Unemployment Compensation Board of Review v. Buss

Opinion by

Judge Crumlish, Jr.,

This is an appeal by Charles Buss (Claimant) from a decision and order of the Unemployment Compensation Board of Review (Board) which denied unemployment compensation by affirming the order of the referee.

Claimant was last employed by the United States Postal Service as a nixie clerk. When the central mark-up system where he worked was transferred to another city, he did not move with the system and entered into leave status. Prior to his going on non-paid leave, Claimant had been given the choice of taking either annual or sick leave status, both of which he refused. Claimant has maintained that despite his physical limitation caused by rheumatoid arthritis, he is nevertheless able to work.

The Board sustained the referee’s reversal of the Bureau of Employment Security’s determination that Claimant was eligible for benefits.
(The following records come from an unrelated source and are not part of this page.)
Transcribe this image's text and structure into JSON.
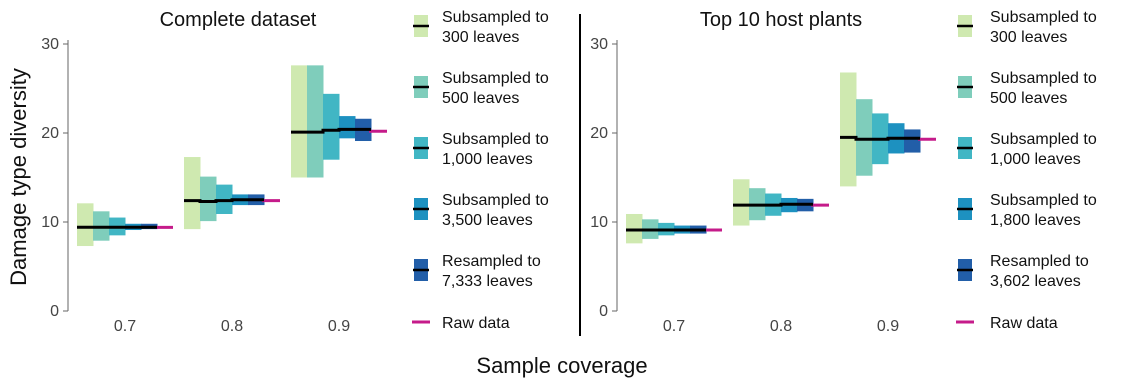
{
  "y_axis_title": "Damage type diversity",
  "x_axis_title": "Sample coverage",
  "colors": {
    "s300": "#cfe9b0",
    "s500": "#7fcdbb",
    "s1000": "#41b6c4",
    "s3500": "#1d91c0",
    "resampled": "#225ea8",
    "raw": "#c51b8a",
    "median": "#000000"
  },
  "chart_data": [
    {
      "type": "bar",
      "subtype": "range-bars",
      "title": "Complete dataset",
      "xlabel": "Sample coverage",
      "ylabel": "Damage type diversity",
      "categories": [
        "0.7",
        "0.8",
        "0.9"
      ],
      "yticks": [
        "0",
        "10",
        "20",
        "30"
      ],
      "ylim": [
        0,
        30
      ],
      "grid": false,
      "legend_position": "right",
      "series": [
        {
          "name": "Subsampled to 300 leaves",
          "color_key": "s300",
          "low": [
            7.3,
            9.2,
            15.0
          ],
          "high": [
            12.1,
            17.3,
            27.6
          ],
          "median": [
            9.4,
            12.4,
            20.1
          ]
        },
        {
          "name": "Subsampled to 500 leaves",
          "color_key": "s500",
          "low": [
            7.9,
            10.1,
            15.0
          ],
          "high": [
            11.2,
            15.1,
            27.6
          ],
          "median": [
            9.4,
            12.3,
            20.1
          ]
        },
        {
          "name": "Subsampled to 1,000 leaves",
          "color_key": "s1000",
          "low": [
            8.5,
            10.9,
            17.0
          ],
          "high": [
            10.5,
            14.2,
            24.4
          ],
          "median": [
            9.4,
            12.4,
            20.3
          ]
        },
        {
          "name": "Subsampled to 3,500 leaves",
          "color_key": "s3500",
          "low": [
            9.1,
            11.9,
            19.4
          ],
          "high": [
            9.8,
            13.1,
            21.9
          ],
          "median": [
            9.4,
            12.5,
            20.4
          ]
        },
        {
          "name": "Resampled to 7,333 leaves",
          "color_key": "resampled",
          "low": [
            9.2,
            11.9,
            19.1
          ],
          "high": [
            9.8,
            13.1,
            21.6
          ],
          "median": [
            9.4,
            12.5,
            20.4
          ]
        },
        {
          "name": "Raw data",
          "color_key": "raw",
          "type": "point",
          "values": [
            9.4,
            12.4,
            20.2
          ]
        }
      ]
    },
    {
      "type": "bar",
      "subtype": "range-bars",
      "title": "Top 10 host plants",
      "xlabel": "Sample coverage",
      "ylabel": "Damage type diversity",
      "categories": [
        "0.7",
        "0.8",
        "0.9"
      ],
      "yticks": [
        "0",
        "10",
        "20",
        "30"
      ],
      "ylim": [
        0,
        30
      ],
      "grid": false,
      "legend_position": "right",
      "series": [
        {
          "name": "Subsampled to 300 leaves",
          "color_key": "s300",
          "low": [
            7.6,
            9.6,
            14.0
          ],
          "high": [
            10.9,
            14.8,
            26.8
          ],
          "median": [
            9.1,
            11.9,
            19.5
          ]
        },
        {
          "name": "Subsampled to 500 leaves",
          "color_key": "s500",
          "low": [
            8.1,
            10.2,
            15.2
          ],
          "high": [
            10.3,
            13.8,
            23.8
          ],
          "median": [
            9.1,
            11.9,
            19.3
          ]
        },
        {
          "name": "Subsampled to 1,000 leaves",
          "color_key": "s1000",
          "low": [
            8.5,
            10.7,
            16.5
          ],
          "high": [
            9.9,
            13.2,
            22.2
          ],
          "median": [
            9.1,
            11.9,
            19.3
          ]
        },
        {
          "name": "Subsampled to 1,800 leaves",
          "color_key": "s3500",
          "low": [
            8.7,
            11.1,
            17.7
          ],
          "high": [
            9.6,
            12.7,
            21.1
          ],
          "median": [
            9.1,
            12.0,
            19.4
          ]
        },
        {
          "name": "Resampled to 3,602 leaves",
          "color_key": "resampled",
          "low": [
            8.7,
            11.2,
            17.8
          ],
          "high": [
            9.6,
            12.6,
            20.4
          ],
          "median": [
            9.1,
            12.0,
            19.4
          ]
        },
        {
          "name": "Raw data",
          "color_key": "raw",
          "type": "point",
          "values": [
            9.1,
            11.9,
            19.3
          ]
        }
      ]
    }
  ]
}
Upon Claimant’s request for reconsideration, the Board ordered a remand hearing. After a review of the testimony taken during the remand hearing, the Board reaffirmed its decision.

The sole question presented is whether the Board erred in affirming the determination made by the referee, who found that Claimant is not unemployed and hence is not entitled to unemployment compensation under the appropriate sections of the Unemployment Compensation Law1 (Law).

The fundamental social purpose of the Unemployment Compensation Law is to provide relief from the rigors of unemployment, that is, to alleviate economic distress in individual cases. Unemployment Compen*163sation Board of Review v. Department of Labor and Industry, 203 Pa. Superior Ct. 336, 201 A.2d 310 (1964); Neff v. Unemployment Compensation Board of Review, 195 Pa. Superior Ct. 4, 169 A.2d 338 (1961).

A further tenant of the Law is to help solve involuntary unemployment and its resulting burden of indigency, and the fund is to be used for the benefit of persons unemployed through no fault of their own. Charney v. Unemployment Compensation Board of Review, 194 Pa. Superior Ct. 402, 168 A.2d 604 (1961).

In the case at bar, Claimant was on non-paid leave status, a status he chose. His employment with the Post Office was not terminated. While pension payments do not constitute wages within the Law, the receipt of a pension will not disqualify an employe from receiving unemployment compensation if he meets the other requirements of the Law. Keystone Mining Co. v. Unemployment Compensation Board of Review, 167 Pa. Superior Ct. 256, 75 A.2d 3 (1950). Claimant, if he chose paid leave status, would not be receiving pension payments. If we are to categorize these payments, they are similar to vacation pay. In Sopko v. Unemployment Compensation Board of Review, 168 Pa. Superior Ct. 625, 82 A.2d 598 (1951), a claimant was disqualified from receiving benefits for weeks in which he received vacation pay.

In Gianfelice Unemployment Compensation Case, 396 Pa. 545, 555, 153 A.2d 906, 911 (1954), our Supreme Court set the standard for us to determine whether a claimant is entitled to benefits if, at the same time, he is eligible to receive other remuneration. The late Justice Cohen, speaking for the Supreme Court, wrote:

“Under sec. 4(u) of the act, 43 P.S. §753 (u), an individual is deemed unemployed if he performs no remunerated services during the claim week and if he is paid or owed no remuneration with respect to *164Such week. Here, G-ianfelice certainly has performed no services for which he was compensated; so he has qualified under the first condition. As to the second— that he he paid or owed no remuneration with respect to the claim week — the act is devoid of a definition of ‘remuneration’. .. ‘Remuneration’ is generally defined as a payment for services performed. . . .”

This standard is applicable to this case. As in Qianfelice, Claimant has performed no services for which he was compensated during the claim weeks, thereby satisfying the first condition, but he falls under the demands of the second condition. Claimant was entitled to annual and/or sick leave pay for services performed. This leave pay, which he chose not to accept, accrued to him as a result of services performed. Since he is owed remuneration for the claim weeks, the Board did not err when it denied Claimant unemployment compensation benefits.

We therefore

Order

And Now, this 20th day of August, 1976, the decision and order of the Unemployment Compensation Board of Review is hereby affirmed.

Section 401 as defined by Section 4(u) of the Unemployment Compensation Law, Act of December 5, 1936, Second Ex. Sess., P.L. (1937) 2897, as amended, 43 P.S. §753(u), 801.